A Mídia Caeté buscou a identidade do proprietário do terreno, confirmando que, de fato, o dono em questão se trata do empresário e um dos sócios da Incorporadora BE de empreendimentos imobiliários, Henrique Vital. A incorporadora, que demarca o discurso ecológico em seu marketing, vem propagando uma série de construções nas regiões do Litoral Norte, seja em Porto de Pedras, Tatuamunha, e áreas da Rota Ecológica.
Procurado pelo portal Mídia Caeté, Henrique Vital alegou possuir já autorização por parte do IMA, embora não tenha mostrado.
“Se tem algo que faço questão é de já garantir a autorização do IMA, deixar tudo certo. Ali se trata de uma área de 75 hectares, e pretendo construir empreendimento em apenas 35 deles.
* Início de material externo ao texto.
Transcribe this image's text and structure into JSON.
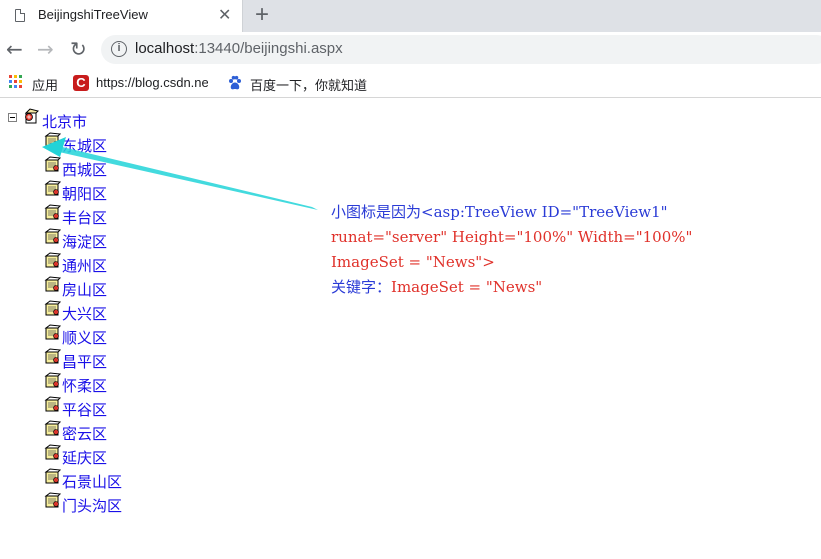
{
  "browser": {
    "tab_title": "BeijingshiTreeView",
    "close_glyph": "✕",
    "new_tab_glyph": "+",
    "back_glyph": "←",
    "forward_glyph": "→",
    "reload_glyph": "↻",
    "url_host": "localhost",
    "url_path": ":13440/beijingshi.aspx"
  },
  "bookmarks": {
    "apps_label": "应用",
    "items": [
      {
        "label": "https://blog.csdn.ne",
        "icon": "csdn-c-icon"
      },
      {
        "label": "百度一下，你就知道",
        "icon": "baidu-paw-icon"
      }
    ]
  },
  "tree": {
    "root": "北京市",
    "children": [
      "东城区",
      "西城区",
      "朝阳区",
      "丰台区",
      "海淀区",
      "通州区",
      "房山区",
      "大兴区",
      "顺义区",
      "昌平区",
      "怀柔区",
      "平谷区",
      "密云区",
      "延庆区",
      "石景山区",
      "门头沟区"
    ]
  },
  "annotation": {
    "line1_prefix": "小图标是因为",
    "line1_code": "<asp:TreeView ID=\"TreeView1\"",
    "line2": "runat=\"server\" Height=\"100%\" Width=\"100%\"",
    "line3": "ImageSet = \"News\">",
    "line4_prefix": "关键字：",
    "line4_code": "ImageSet = \"News\"",
    "arrow_color": "#22d3d8"
  }
}
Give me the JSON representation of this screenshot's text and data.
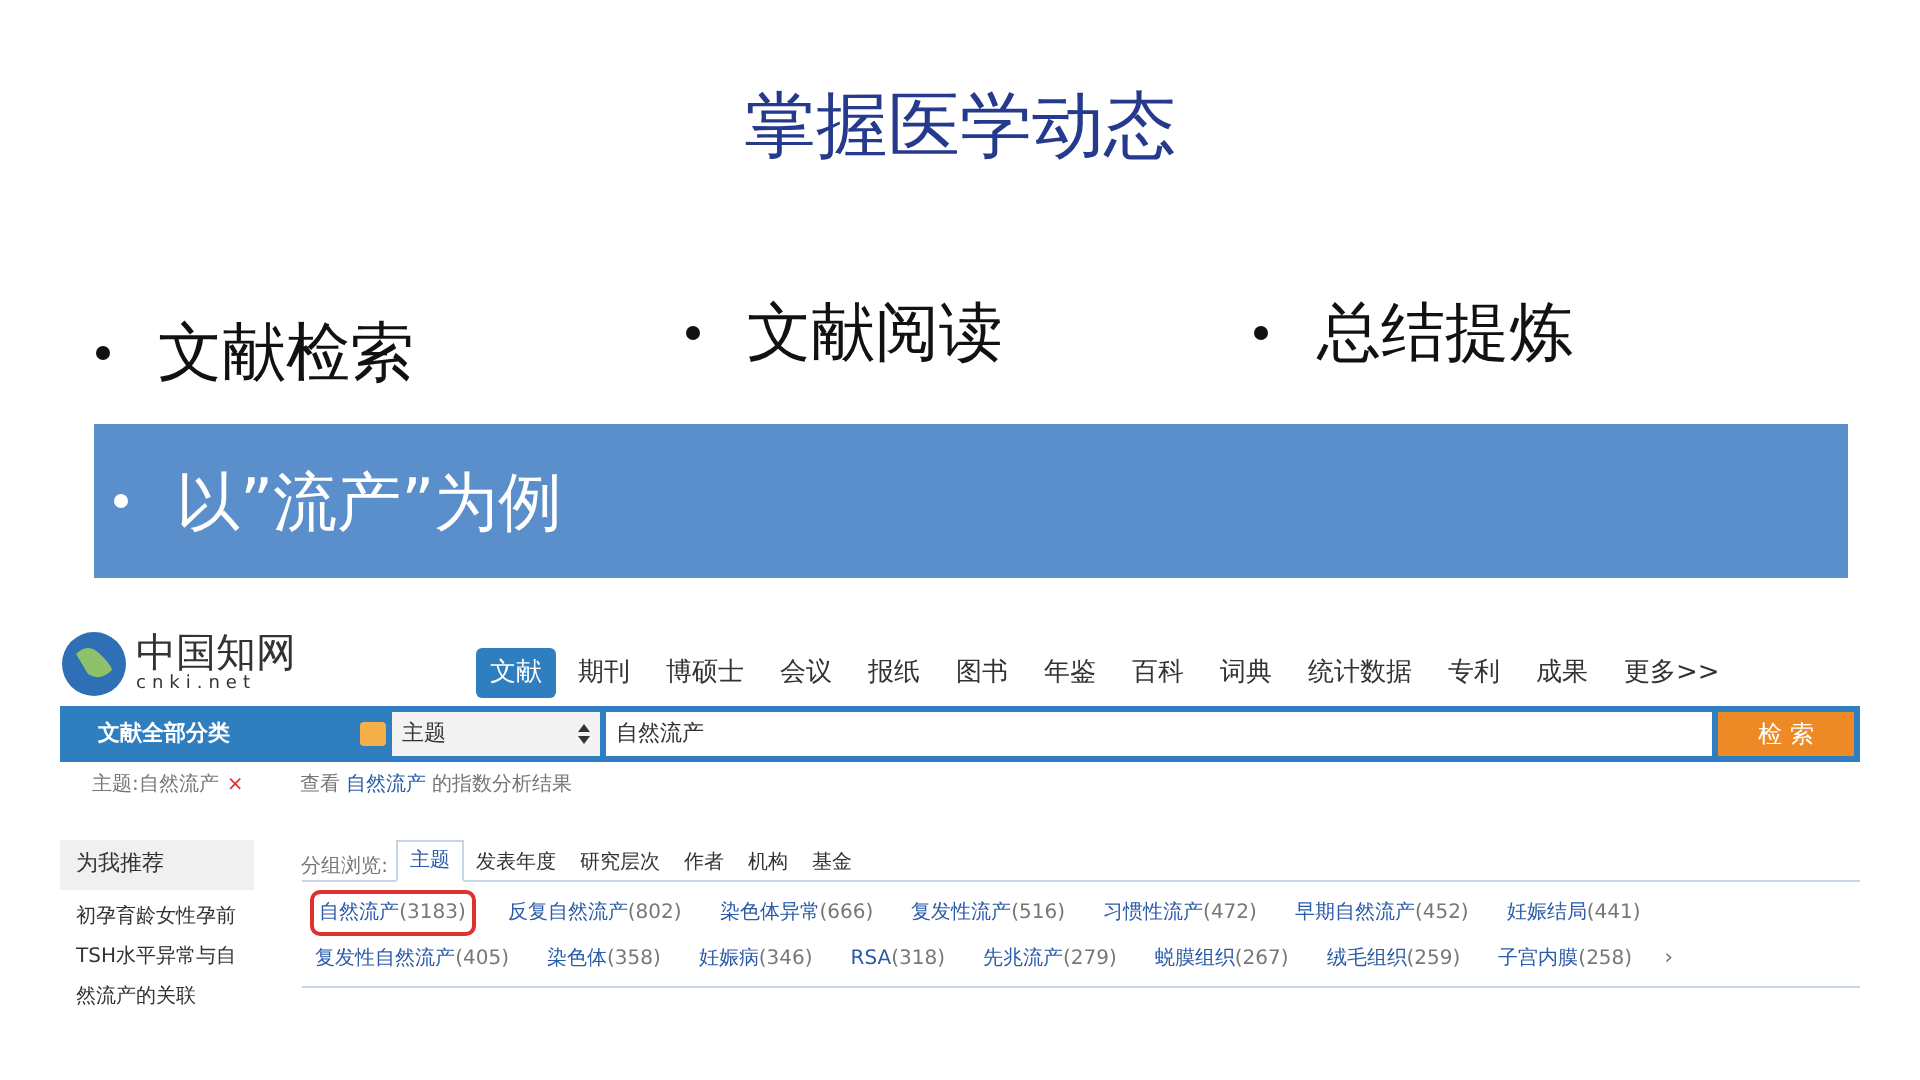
{
  "slide": {
    "title": "掌握医学动态",
    "bullets": [
      {
        "text": "文献检索",
        "highlighted": false
      },
      {
        "text": "文献阅读",
        "highlighted": false
      },
      {
        "text": "总结提炼",
        "highlighted": false
      },
      {
        "text": "以”流产”为例",
        "highlighted": true
      }
    ]
  },
  "site": {
    "logo_text": "中国知网",
    "logo_sub": "cnki.net",
    "nav_tabs": [
      {
        "label": "文献",
        "selected": true
      },
      {
        "label": "期刊",
        "selected": false
      },
      {
        "label": "博硕士",
        "selected": false
      },
      {
        "label": "会议",
        "selected": false
      },
      {
        "label": "报纸",
        "selected": false
      },
      {
        "label": "图书",
        "selected": false
      },
      {
        "label": "年鉴",
        "selected": false
      },
      {
        "label": "百科",
        "selected": false
      },
      {
        "label": "词典",
        "selected": false
      },
      {
        "label": "统计数据",
        "selected": false
      },
      {
        "label": "专利",
        "selected": false
      },
      {
        "label": "成果",
        "selected": false
      },
      {
        "label": "更多>>",
        "selected": false
      }
    ],
    "category": "文献全部分类",
    "field": "主题",
    "query": "自然流产",
    "search_button": "检 索",
    "filter": {
      "tag": "主题:自然流产",
      "remove": "×",
      "prefix": "查看",
      "term": "自然流产",
      "suffix": "的指数分析结果"
    },
    "recommend": {
      "title": "为我推荐",
      "items": [
        "初孕育龄女性孕前TSH水平异常与自然流产的关联"
      ]
    },
    "browse": {
      "label": "分组浏览:",
      "tabs": [
        {
          "label": "主题",
          "selected": true
        },
        {
          "label": "发表年度",
          "selected": false
        },
        {
          "label": "研究层次",
          "selected": false
        },
        {
          "label": "作者",
          "selected": false
        },
        {
          "label": "机构",
          "selected": false
        },
        {
          "label": "基金",
          "selected": false
        }
      ],
      "topics": [
        {
          "name": "自然流产",
          "count": "(3183)",
          "circled": true
        },
        {
          "name": "反复自然流产",
          "count": "(802)",
          "circled": false
        },
        {
          "name": "染色体异常",
          "count": "(666)",
          "circled": false
        },
        {
          "name": "复发性流产",
          "count": "(516)",
          "circled": false
        },
        {
          "name": "习惯性流产",
          "count": "(472)",
          "circled": false
        },
        {
          "name": "早期自然流产",
          "count": "(452)",
          "circled": false
        },
        {
          "name": "妊娠结局",
          "count": "(441)",
          "circled": false
        },
        {
          "name": "复发性自然流产",
          "count": "(405)",
          "circled": false
        },
        {
          "name": "染色体",
          "count": "(358)",
          "circled": false
        },
        {
          "name": "妊娠病",
          "count": "(346)",
          "circled": false
        },
        {
          "name": "RSA",
          "count": "(318)",
          "circled": false
        },
        {
          "name": "先兆流产",
          "count": "(279)",
          "circled": false
        },
        {
          "name": "蜕膜组织",
          "count": "(267)",
          "circled": false
        },
        {
          "name": "绒毛组织",
          "count": "(259)",
          "circled": false
        },
        {
          "name": "子宫内膜",
          "count": "(258)",
          "circled": false
        }
      ],
      "more": "›"
    }
  }
}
Inclusive uma outra parte estou cedendo para a Prefeitura, e precisei até mudar meu projeto original” relatou.
O prefeito de Porto de Pedras, Henrique Vilela, também falou à reportagem que uma parte da área da Prefeitura seria destinado a uma estação de tratamento de água.
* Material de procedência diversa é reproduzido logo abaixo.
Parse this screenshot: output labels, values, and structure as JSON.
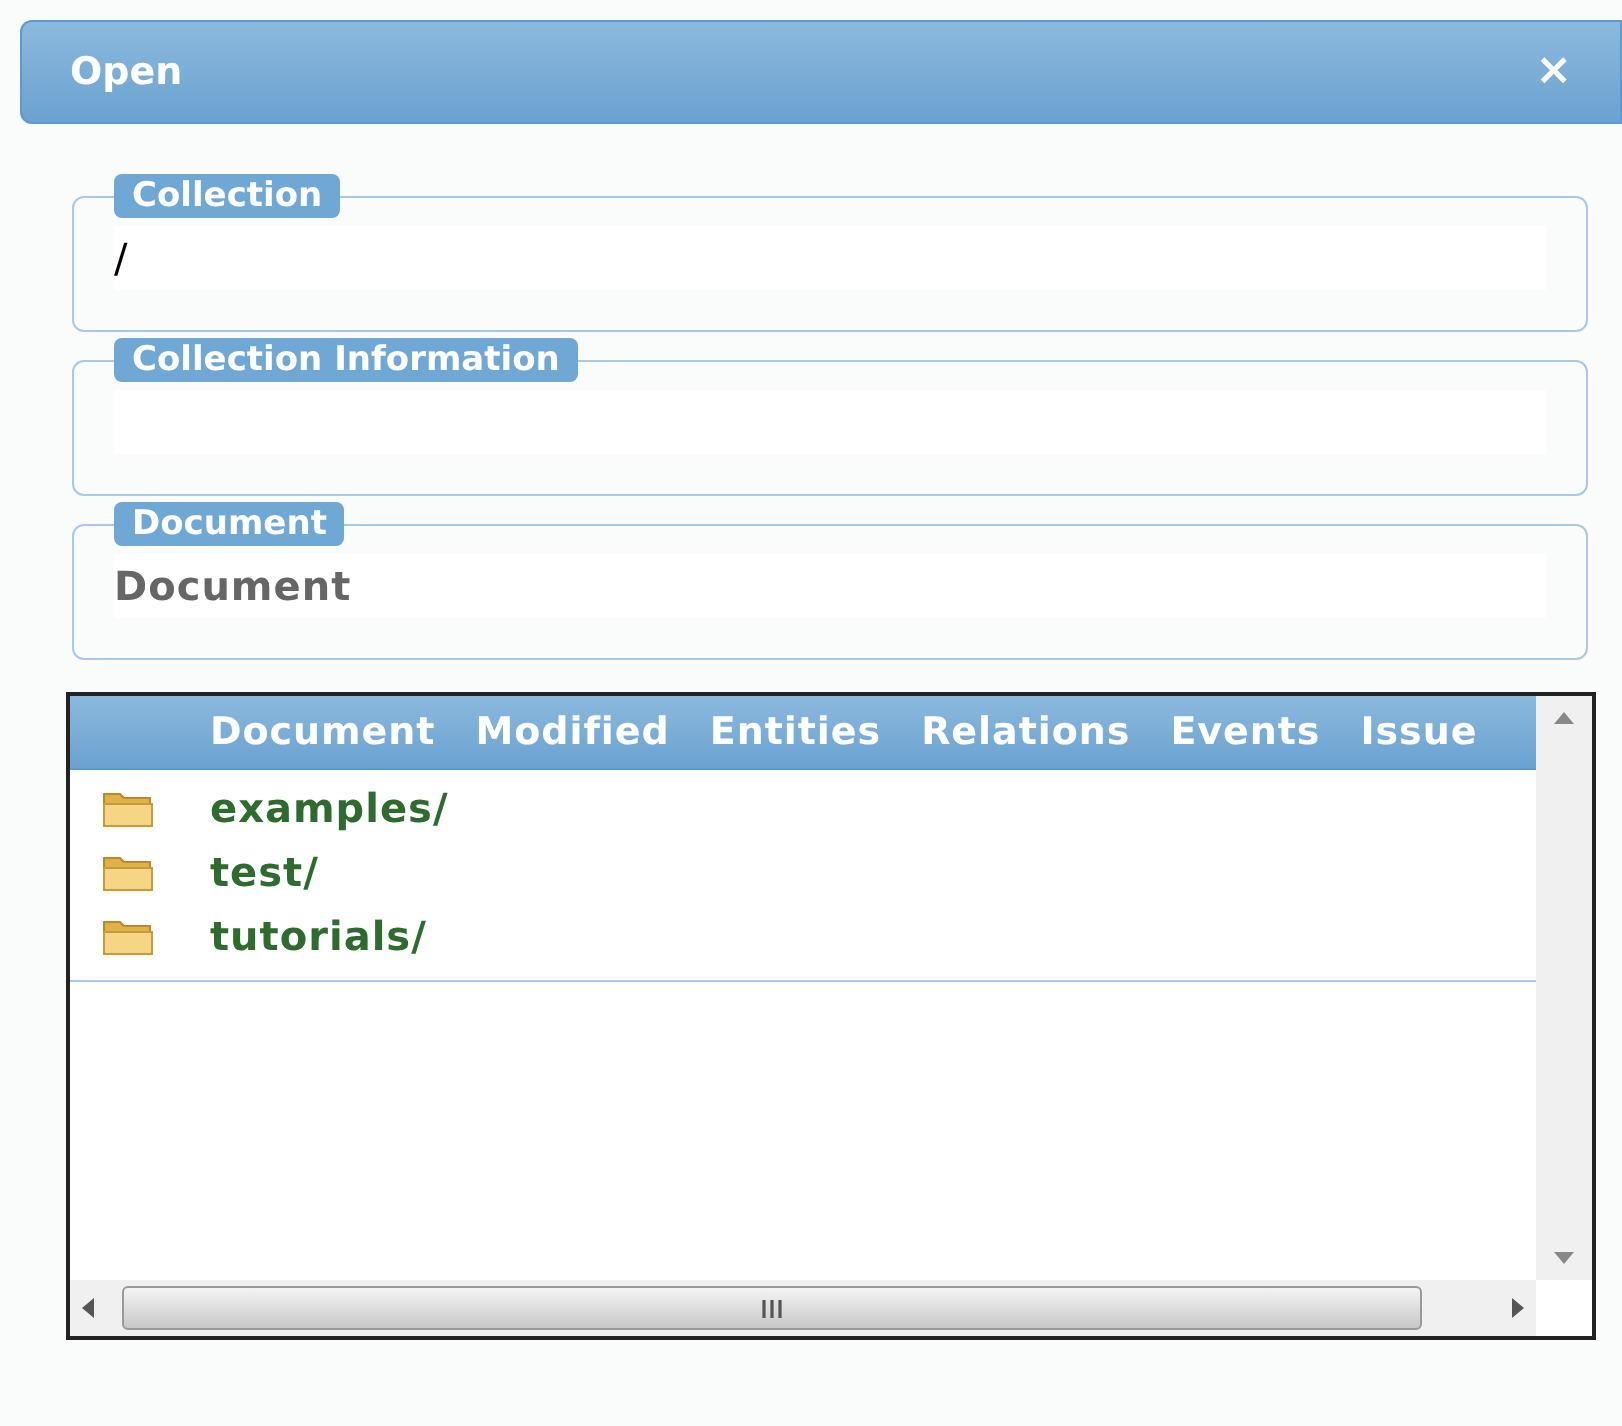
{
  "window": {
    "title": "Open",
    "close": "×"
  },
  "fields": [
    {
      "legend": "Collection",
      "value": "/"
    },
    {
      "legend": "Collection Information"
    },
    {
      "legend": "Document",
      "placeholder": "Document"
    }
  ],
  "table": {
    "columns": [
      "Document",
      "Modified",
      "Entities",
      "Relations",
      "Events",
      "Issue"
    ],
    "rows": [
      {
        "name": "examples/",
        "kind": "folder"
      },
      {
        "name": "test/",
        "kind": "folder"
      },
      {
        "name": "tutorials/",
        "kind": "folder"
      }
    ]
  }
}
Henrique Vital também defendeu que a região não se trata de uma Área de Preservação. “Limpei aquela área porque não era vegetação nativa, era mato pequeno. Então, não é Área de Proteção. Seria se fosse nativa. Na verdade, eu faço isso periodicamente, limpar a área. E, se você observar, em vários morros estão sendo construídos empreendimentos em toda a rota ecológica, não sou só eu. Então, não é Área de Proteção”, diz.
No entanto, os moradores da comunidade refutam a informação e afirmam que se tratava de uma mata densa. “Isso aqui foi minha infância. Era mata fechada e ninguém chegava aqui com essa facilidade. Poucos tinham esse acesso aqui. Cresci, nasci aqui e era tudo mato fechado”, contou um morador. “Parou de ser vegetação quando ele fez a limpeza pela primeira vez. Ligaram para o IMA e eles não fizeram nada. Então, o que nasceu foi ainda um mato pequeno. Outra coisa, como é que, ao redor tudo é mata, e só essa parte não é?”, rebateu.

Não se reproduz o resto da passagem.